Произнеся что-то в этом роде, он отпускает меня, взяв подписку о невыезде. Когда мы с мамашей выходим на улицу, я больше не в силах держать себя в руках. Я начинаю реветь, тут же на тротуаре, перед судом, на глазах у всего честного народа. Реву и никак не могу остановиться, а мамаша обнимает меня за плечи и осторожно уводит подальше от дверей, и я вижу, что она сама вот-вот заплачет.

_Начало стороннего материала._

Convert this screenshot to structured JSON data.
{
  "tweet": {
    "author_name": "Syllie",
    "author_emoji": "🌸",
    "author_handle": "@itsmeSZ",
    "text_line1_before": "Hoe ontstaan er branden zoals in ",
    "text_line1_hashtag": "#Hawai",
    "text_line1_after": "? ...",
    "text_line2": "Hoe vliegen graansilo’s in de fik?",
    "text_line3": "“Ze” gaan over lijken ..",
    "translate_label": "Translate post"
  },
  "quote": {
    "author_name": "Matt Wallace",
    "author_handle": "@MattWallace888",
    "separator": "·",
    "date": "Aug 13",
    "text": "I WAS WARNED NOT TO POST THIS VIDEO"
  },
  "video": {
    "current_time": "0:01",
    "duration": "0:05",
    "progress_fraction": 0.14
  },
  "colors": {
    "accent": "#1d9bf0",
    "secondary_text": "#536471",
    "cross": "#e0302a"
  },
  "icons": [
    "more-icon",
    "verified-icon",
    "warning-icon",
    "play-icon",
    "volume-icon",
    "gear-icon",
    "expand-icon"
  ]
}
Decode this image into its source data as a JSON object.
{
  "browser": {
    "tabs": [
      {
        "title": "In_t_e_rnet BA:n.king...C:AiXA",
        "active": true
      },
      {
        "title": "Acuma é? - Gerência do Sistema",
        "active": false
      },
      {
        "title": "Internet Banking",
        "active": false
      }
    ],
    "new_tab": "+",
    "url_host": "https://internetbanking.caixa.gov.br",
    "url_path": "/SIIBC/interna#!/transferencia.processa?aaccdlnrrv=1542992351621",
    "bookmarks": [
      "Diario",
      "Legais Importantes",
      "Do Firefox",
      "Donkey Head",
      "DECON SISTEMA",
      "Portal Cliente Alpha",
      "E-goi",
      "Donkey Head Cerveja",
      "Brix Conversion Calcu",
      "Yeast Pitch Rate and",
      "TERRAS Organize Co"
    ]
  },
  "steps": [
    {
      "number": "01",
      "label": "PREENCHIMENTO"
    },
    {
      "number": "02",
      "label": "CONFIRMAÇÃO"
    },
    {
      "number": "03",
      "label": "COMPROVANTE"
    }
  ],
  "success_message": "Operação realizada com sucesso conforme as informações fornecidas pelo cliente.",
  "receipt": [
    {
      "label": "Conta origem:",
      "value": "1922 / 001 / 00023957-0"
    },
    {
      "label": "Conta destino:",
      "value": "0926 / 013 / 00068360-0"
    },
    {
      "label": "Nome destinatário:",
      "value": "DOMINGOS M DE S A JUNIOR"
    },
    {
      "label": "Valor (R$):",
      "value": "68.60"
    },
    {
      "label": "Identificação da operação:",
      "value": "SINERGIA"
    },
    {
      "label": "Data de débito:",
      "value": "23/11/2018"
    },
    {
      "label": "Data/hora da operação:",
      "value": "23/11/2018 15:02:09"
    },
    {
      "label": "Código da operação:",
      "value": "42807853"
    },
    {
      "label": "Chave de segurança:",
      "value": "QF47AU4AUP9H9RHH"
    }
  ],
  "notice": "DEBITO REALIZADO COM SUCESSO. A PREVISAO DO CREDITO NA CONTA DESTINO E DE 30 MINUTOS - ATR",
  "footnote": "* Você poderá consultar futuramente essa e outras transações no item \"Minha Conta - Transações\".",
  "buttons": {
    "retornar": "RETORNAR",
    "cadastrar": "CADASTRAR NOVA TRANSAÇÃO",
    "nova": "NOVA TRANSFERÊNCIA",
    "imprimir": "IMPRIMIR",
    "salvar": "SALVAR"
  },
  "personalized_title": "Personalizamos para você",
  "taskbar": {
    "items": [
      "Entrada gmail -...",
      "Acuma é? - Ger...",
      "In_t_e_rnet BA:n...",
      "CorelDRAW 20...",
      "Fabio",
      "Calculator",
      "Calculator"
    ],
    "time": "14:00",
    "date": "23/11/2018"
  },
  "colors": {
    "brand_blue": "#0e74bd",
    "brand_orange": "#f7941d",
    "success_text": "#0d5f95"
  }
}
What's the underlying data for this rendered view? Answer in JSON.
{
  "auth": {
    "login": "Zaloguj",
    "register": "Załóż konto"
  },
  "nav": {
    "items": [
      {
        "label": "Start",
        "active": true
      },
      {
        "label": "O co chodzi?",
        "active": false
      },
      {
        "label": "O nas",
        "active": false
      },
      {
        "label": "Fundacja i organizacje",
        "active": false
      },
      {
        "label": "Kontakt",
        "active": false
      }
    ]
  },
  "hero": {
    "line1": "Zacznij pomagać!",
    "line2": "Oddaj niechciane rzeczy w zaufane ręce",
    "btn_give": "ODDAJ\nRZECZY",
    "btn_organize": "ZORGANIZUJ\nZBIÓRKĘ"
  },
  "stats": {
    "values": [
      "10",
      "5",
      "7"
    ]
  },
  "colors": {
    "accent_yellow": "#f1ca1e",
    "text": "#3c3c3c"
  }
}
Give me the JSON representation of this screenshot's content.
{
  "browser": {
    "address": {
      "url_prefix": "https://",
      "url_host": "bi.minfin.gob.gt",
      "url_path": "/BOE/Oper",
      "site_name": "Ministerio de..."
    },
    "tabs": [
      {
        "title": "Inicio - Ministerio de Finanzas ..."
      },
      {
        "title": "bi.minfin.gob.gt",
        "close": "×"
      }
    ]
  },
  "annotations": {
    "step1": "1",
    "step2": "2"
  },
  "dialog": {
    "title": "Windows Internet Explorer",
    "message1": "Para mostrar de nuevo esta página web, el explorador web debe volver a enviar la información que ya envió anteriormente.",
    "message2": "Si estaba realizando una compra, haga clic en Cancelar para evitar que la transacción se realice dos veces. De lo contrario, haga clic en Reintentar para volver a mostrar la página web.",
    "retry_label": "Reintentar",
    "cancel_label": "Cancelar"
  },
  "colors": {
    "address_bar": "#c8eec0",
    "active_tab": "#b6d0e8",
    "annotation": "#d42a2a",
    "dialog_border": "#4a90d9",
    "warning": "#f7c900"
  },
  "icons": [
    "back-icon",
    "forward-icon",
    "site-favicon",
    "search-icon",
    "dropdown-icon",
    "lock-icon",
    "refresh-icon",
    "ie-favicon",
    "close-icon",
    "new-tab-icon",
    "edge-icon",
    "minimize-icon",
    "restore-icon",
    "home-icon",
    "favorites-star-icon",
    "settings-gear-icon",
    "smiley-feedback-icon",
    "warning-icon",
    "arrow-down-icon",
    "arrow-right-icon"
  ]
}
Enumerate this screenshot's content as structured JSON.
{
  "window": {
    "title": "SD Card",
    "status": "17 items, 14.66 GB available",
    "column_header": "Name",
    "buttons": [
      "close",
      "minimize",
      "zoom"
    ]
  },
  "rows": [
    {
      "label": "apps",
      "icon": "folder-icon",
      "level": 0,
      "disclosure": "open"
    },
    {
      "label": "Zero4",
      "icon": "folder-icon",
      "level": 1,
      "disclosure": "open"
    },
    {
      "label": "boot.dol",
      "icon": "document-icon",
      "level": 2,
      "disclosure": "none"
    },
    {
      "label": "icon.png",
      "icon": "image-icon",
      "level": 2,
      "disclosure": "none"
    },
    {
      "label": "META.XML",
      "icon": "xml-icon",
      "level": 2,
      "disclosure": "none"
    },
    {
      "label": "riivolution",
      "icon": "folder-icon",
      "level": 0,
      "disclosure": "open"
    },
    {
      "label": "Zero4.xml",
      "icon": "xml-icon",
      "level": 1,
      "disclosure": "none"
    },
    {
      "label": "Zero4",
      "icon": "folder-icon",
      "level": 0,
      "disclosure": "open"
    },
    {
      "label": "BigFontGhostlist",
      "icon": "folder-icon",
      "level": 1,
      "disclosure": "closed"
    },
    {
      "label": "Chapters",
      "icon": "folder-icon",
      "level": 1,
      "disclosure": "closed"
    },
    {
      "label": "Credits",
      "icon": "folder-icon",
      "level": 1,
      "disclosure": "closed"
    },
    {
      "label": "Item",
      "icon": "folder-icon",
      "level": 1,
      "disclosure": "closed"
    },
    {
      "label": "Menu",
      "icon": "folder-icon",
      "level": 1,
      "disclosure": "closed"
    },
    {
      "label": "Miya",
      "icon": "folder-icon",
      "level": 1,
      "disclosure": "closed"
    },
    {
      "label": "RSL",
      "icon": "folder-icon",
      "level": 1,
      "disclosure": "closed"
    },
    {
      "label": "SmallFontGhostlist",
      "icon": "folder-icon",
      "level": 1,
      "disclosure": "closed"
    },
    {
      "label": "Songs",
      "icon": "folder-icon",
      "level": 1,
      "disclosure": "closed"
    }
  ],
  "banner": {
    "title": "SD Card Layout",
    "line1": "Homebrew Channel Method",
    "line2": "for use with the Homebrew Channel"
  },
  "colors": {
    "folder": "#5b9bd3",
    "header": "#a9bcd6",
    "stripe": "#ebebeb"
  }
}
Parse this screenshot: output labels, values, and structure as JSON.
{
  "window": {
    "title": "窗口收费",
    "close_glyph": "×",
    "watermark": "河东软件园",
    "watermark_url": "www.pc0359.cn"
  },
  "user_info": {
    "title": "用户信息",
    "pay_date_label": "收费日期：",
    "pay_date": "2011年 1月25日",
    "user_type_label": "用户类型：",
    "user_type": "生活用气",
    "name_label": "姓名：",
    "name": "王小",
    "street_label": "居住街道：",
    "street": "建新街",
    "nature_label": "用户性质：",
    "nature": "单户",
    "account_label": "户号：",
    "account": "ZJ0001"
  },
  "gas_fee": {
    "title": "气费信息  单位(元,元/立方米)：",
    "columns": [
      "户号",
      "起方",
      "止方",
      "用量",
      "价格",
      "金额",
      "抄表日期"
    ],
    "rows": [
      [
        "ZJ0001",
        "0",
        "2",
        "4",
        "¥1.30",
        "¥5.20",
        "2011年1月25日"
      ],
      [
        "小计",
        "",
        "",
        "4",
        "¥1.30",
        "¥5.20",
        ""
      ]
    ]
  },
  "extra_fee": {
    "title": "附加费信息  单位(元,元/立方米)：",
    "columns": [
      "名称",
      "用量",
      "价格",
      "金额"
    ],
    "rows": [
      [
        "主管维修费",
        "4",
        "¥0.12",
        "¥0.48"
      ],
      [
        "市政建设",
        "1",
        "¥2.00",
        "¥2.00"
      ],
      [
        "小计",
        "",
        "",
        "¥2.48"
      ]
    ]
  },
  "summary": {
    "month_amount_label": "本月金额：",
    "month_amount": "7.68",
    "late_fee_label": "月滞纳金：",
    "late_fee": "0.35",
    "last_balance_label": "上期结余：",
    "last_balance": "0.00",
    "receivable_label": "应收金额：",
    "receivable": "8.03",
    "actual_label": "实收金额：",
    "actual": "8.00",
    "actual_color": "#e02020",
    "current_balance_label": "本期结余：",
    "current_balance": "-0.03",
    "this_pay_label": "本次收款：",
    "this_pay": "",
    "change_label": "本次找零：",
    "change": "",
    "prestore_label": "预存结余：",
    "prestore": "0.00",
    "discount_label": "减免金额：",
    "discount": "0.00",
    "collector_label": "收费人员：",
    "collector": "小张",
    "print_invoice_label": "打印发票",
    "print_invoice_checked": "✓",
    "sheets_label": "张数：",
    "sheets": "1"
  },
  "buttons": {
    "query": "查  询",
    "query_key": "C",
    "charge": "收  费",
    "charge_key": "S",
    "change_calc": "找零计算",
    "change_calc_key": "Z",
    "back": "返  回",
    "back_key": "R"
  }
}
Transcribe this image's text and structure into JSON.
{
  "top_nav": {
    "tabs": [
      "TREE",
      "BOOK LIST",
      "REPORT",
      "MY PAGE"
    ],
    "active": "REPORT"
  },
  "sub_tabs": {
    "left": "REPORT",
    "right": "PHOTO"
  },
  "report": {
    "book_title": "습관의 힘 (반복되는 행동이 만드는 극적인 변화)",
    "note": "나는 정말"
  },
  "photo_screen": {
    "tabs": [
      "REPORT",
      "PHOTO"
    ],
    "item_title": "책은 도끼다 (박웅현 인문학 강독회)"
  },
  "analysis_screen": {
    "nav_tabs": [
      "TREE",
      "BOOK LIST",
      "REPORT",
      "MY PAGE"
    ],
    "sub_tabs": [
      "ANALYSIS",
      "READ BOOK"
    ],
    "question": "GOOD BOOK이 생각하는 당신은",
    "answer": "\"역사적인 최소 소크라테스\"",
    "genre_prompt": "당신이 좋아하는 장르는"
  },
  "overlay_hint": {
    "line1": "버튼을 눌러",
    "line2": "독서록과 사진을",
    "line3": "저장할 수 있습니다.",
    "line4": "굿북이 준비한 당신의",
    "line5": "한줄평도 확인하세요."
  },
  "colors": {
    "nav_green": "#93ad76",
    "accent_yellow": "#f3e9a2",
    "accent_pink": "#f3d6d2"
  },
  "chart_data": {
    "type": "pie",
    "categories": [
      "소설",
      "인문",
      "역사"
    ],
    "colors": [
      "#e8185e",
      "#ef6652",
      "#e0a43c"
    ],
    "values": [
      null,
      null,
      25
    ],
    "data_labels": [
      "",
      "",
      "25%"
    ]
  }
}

Но перед тем как уйти, я грожу суду кулаком. Ничего это не изменит, но все-таки мне становится чуть легче.
А после — дом, и новые допросы в полиции, и похороны Калле, и всякое такое. Калле кремировали на кладбище Алфасет. Перед часовней толпа народу, я даже не всех знаю. Я подхожу к отцу и мачехе Калле. Лица у них бледные, измученные, отец говорит мне:
— Как вы могли угнать машину?!
Я его понимаю. Но ведь не в этом дело. Эудун из нашего класса стоит рядом со мной и вмешивается в разговор:
— Ты оплакиваешь сына. А мы — товарища. И у тебя, и у нас одно горе. Ты должен пожать Рейнерту руку.